Computational Architectures for Responsive Vision: the Vision Engine

ID
TR-91-25
Authors
James J. Little, Rod Barman, Stewart Kingdon and Jiping Lu
Publishing date
November 1991
Length
10 pages
Abstract

To respond actively to a dynamic environment, a vision system must process perceptual data in real time, and in multiple modalities. The structure of the computational load varies across the levels of vision, requiring multiple architectures. We describe the Vision Engine, a system with a pipelined early vision architecture, Datacube image processors, connected to a MIMD intermediate vision system, a set of Transputers. The system uses a controllable eye/head for tasks involving motion, stereo and tracking.

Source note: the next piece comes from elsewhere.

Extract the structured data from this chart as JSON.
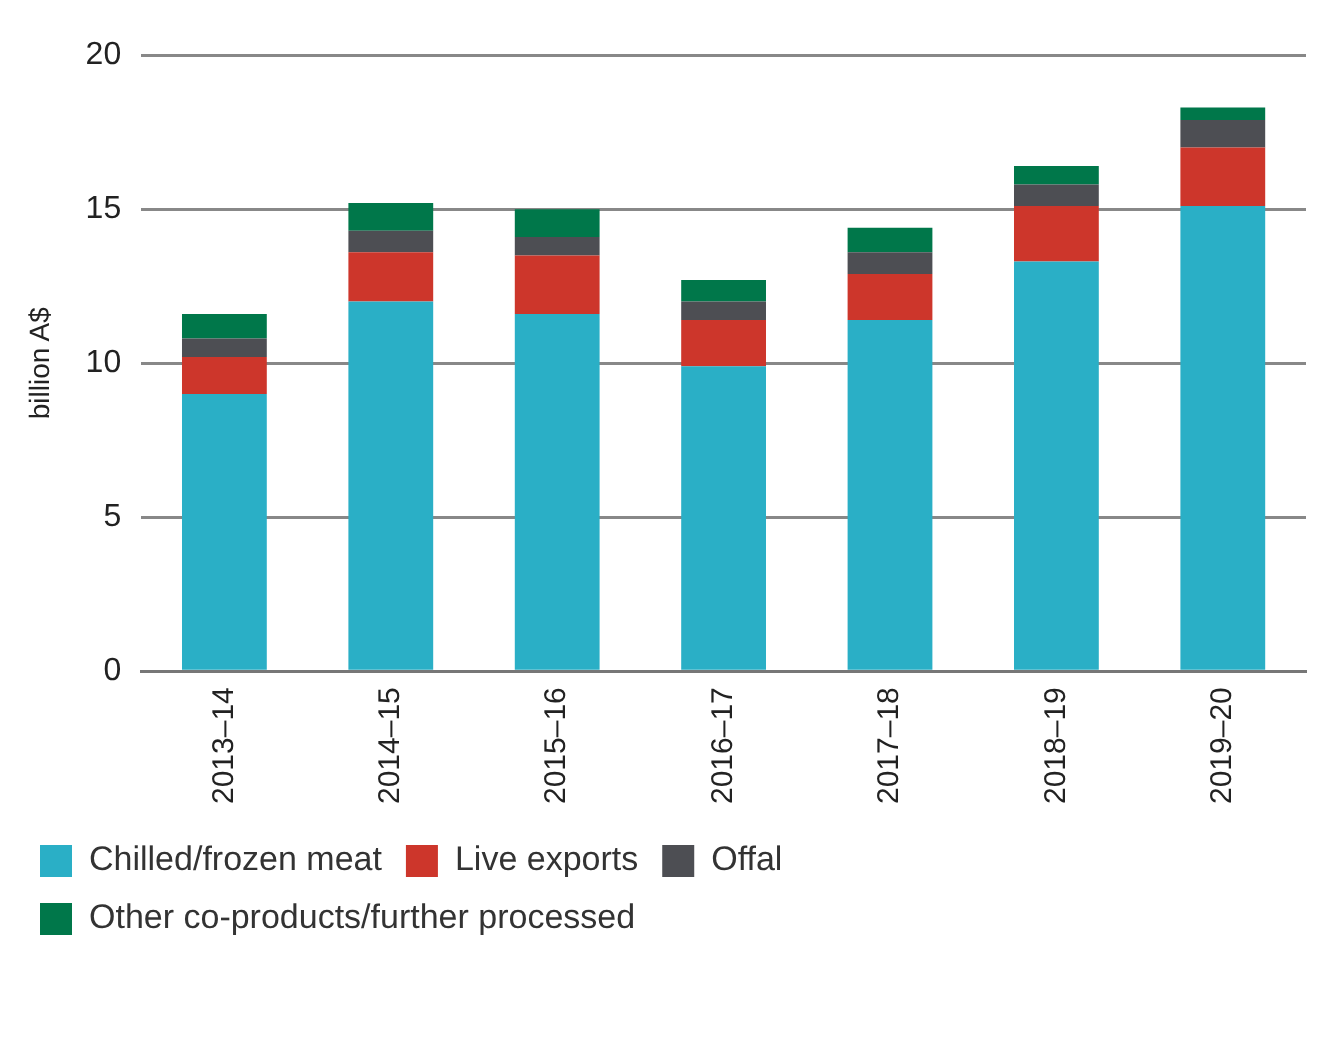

A simple pipeline model describes image transformation through multiple functional stages in early vision. Later processing (e.g., segmentation, edge linking, perceptual organization) cannot easily proceed on a pipeline architecture. A MIMD architecture is more appropriate for the irregular data and functional parallelism of later visual processing.

The Vision Engine is designed for general vision tasks. Early vision processing, both optical flow and stereo, is implemented in near real-time using the Datacube, producing dense vector fields with confidence measures, transferred at near video rates to Transputer subsystem. We describe a simple implementation combining, in the Transputer system, stereo and motion information from the Datacube.